Lifestyle Disease Guide – Osteoporosis

By      12-Sep 2021       Reading Time: 4 Mins

Lifestyle Disease Guide – Osteoporosis

Are you someone who runs away from milk or is allergic to other dairy products? Guess, your mom was right when she said that milk is necessary for strong bones and teeth due to the rich amount of calcium present in it. A lack of calcium in the body can cause Osteoporosis, majorly observed in women. It refers to the condition of the porous bone. Reduced quality and density of bones is the major cause of this disease. The body becomes more prone to fractures and hence show a delay in healing. The most common fractures are fractures in the hip, wrist or spine is commonly seen during this disease.

Osteoporosis is also common in males as a study in Delhi estimated the prevalence of osteoporosis as 24.6% in men and 42.5% in women above 50 years of age.

Worldwide, it is estimated that 1 in 3 women above the age of 50 will experience osteoporotic fractures, as well as 1 in 5 men. India with a population of 1.2 billion people is the second most populated country in the world with approximately 10% of the population (more than 100 million) over 50 years of age. In 2013, sources estimate that 50 million people in India are either osteoporotic (T-score lower than-2.5) or have low bone mass (T-score between-1.0 and-2.5). Studies also show that osteoporosis and osteopenia or low bone mass may occur at a relatively younger age in the Indian population. Here’s a list of some nutrients to be added to your diet that helps you combat osteoporosis!

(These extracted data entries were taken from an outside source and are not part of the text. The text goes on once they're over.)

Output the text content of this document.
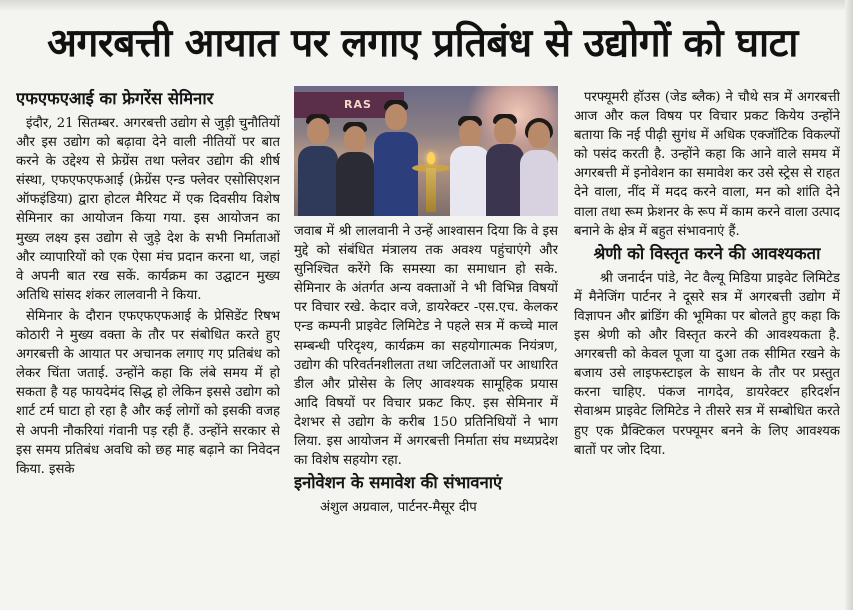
अगरबत्ती आयात पर लगाए प्रतिबंध से उद्योगों को घाटा
एफएफएआई का फ्रेगरेंस सेमिनार

इंदौर, 21 सितम्बर. अगरबत्ती उद्योग से जुड़ी चुनौतियों और इस उद्योग को बढ़ावा देने वाली नीतियों पर बात करने के उद्देश्य से फ्रेग्रेंस तथा फ्लेवर उद्योग की शीर्ष संस्था, एफएफएफआई (फ्रेग्रेंस एन्ड फ्लेवर एसोसिएशन ऑफइंडिया) द्वारा होटल मैरियट में एक दिवसीय विशेष सेमिनार का आयोजन किया गया. इस आयोजन का मुख्य लक्ष्य इस उद्योग से जुड़े देश के सभी निर्माताओं और व्यापारियों को एक ऐसा मंच प्रदान करना था, जहां वे अपनी बात रख सकें. कार्यक्रम का उद्घाटन मुख्य अतिथि सांसद शंकर लालवानी ने किया.

सेमिनार के दौरान एफएफएफआई के प्रेसिडेंट रिषभ कोठारी ने मुख्य वक्ता के तौर पर संबोधित करते हुए अगरबत्ती के आयात पर अचानक लगाए गए प्रतिबंध को लेकर चिंता जताई. उन्होंने कहा कि लंबे समय में हो सकता है यह फायदेमंद सिद्ध हो लेकिन इससे उद्योग को शार्ट टर्म घाटा हो रहा है और कई लोगों को इसकी वजह से अपनी नौकरियां गंवानी पड़ रही हैं. उन्होंने सरकार से इस समय प्रतिबंध अवधि को छह माह बढ़ाने का निवेदन किया. इसके

RAS

जवाब में श्री लालवानी ने उन्हें आश्वासन दिया कि वे इस मुद्दे को संबंधित मंत्रालय तक अवश्य पहुंचाएंगे और सुनिश्चित करेंगे कि समस्या का समाधान हो सके. सेमिनार के अंतर्गत अन्य वक्ताओं ने भी विभिन्न विषयों पर विचार रखे. केदार वजे, डायरेक्टर -एस.एच. केलकर एन्ड कम्पनी प्राइवेट लिमिटेड ने पहले सत्र में कच्चे माल सम्बन्धी परिदृश्य, कार्यक्रम का सहयोगात्मक नियंत्रण, उद्योग की परिवर्तनशीलता तथा जटिलताओं पर आधारित डील और प्रोसेस के लिए आवश्यक सामूहिक प्रयास आदि विषयों पर विचार प्रकट किए. इस सेमिनार में देशभर से उद्योग के करीब 150 प्रतिनिधियों ने भाग लिया. इस आयोजन में अगरबत्ती निर्माता संघ मध्यप्रदेश का विशेष सहयोग रहा.

इनोवेशन के समावेश की संभावनाएं

अंशुल अग्रवाल, पार्टनर-मैसूर दीप

परफ्यूमरी हॉउस (जेड ब्लैक) ने चौथे सत्र में अगरबत्ती आज और कल विषय पर विचार प्रकट कियेय उन्होंने बताया कि नई पीढ़ी सुगंध में अधिक एक्जॉटिक विकल्पों को पसंद करती है. उन्होंने कहा कि आने वाले समय में अगरबत्ती में इनोवेशन का समावेश कर उसे स्ट्रेस से राहत देने वाला, नींद में मदद करने वाला, मन को शांति देने वाला तथा रूम फ्रेशनर के रूप में काम करने वाला उत्पाद बनाने के क्षेत्र में बहुत संभावनाएं हैं.

श्रेणी को विस्तृत करने की आवश्यकता

श्री जनार्दन पांडे, नेट वैल्यू मिडिया प्राइवेट लिमिटेड में मैनेजिंग पार्टनर ने दूसरे सत्र में अगरबत्ती उद्योग में विज्ञापन और ब्रांडिंग की भूमिका पर बोलते हुए कहा कि इस श्रेणी को और विस्तृत करने की आवश्यकता है. अगरबत्ती को केवल पूजा या दुआ तक सीमित रखने के बजाय उसे लाइफस्टाइल के साधन के तौर पर प्रस्तुत करना चाहिए. पंकज नागदेव, डायरेक्टर हरिदर्शन सेवाश्रम प्राइवेट लिमिटेड ने तीसरे सत्र में सम्बोधित करते हुए एक प्रैक्टिकल परफ्यूमर बनने के लिए आवश्यक बातों पर जोर दिया.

  • Calcium is the key: Calcium is the base of strong bones. 1000 milligrams of calcium intake every day promotes better bone health. Add dairy products, green veggies, eggs and almonds to your diet to strengthen the bones.
  • Vitamin D goes hand in hand with Calcium: Soak in some sunshine in the morning hours. Pair up your exercises with a walk. Vitamin D helps the body to absorb calcium while maintaining bone health. Vitamin D can be found in fortified dairy products, egg yolks, cereals and fatty fishes like salmon and tuna.
  • Estrogen matters too: yes, you heard that right! Estrogen plays an important role in bone growth. Estrogen has direct effects on bone cells and its deficiency can easily cause bone loss. Flax seeds, soy, dry fruits and many other nuts are good sources of getting estrogen.

Over to you

Maintaining good bone density and mineral balance is an important task. The (Recommended Dietary Allowance) RDA levels should be met by every individual. Make sure to include enough Calcium, Vitamin D, K and omega 3 fatty acids to provide all the required nutrients for healthy bones and joints!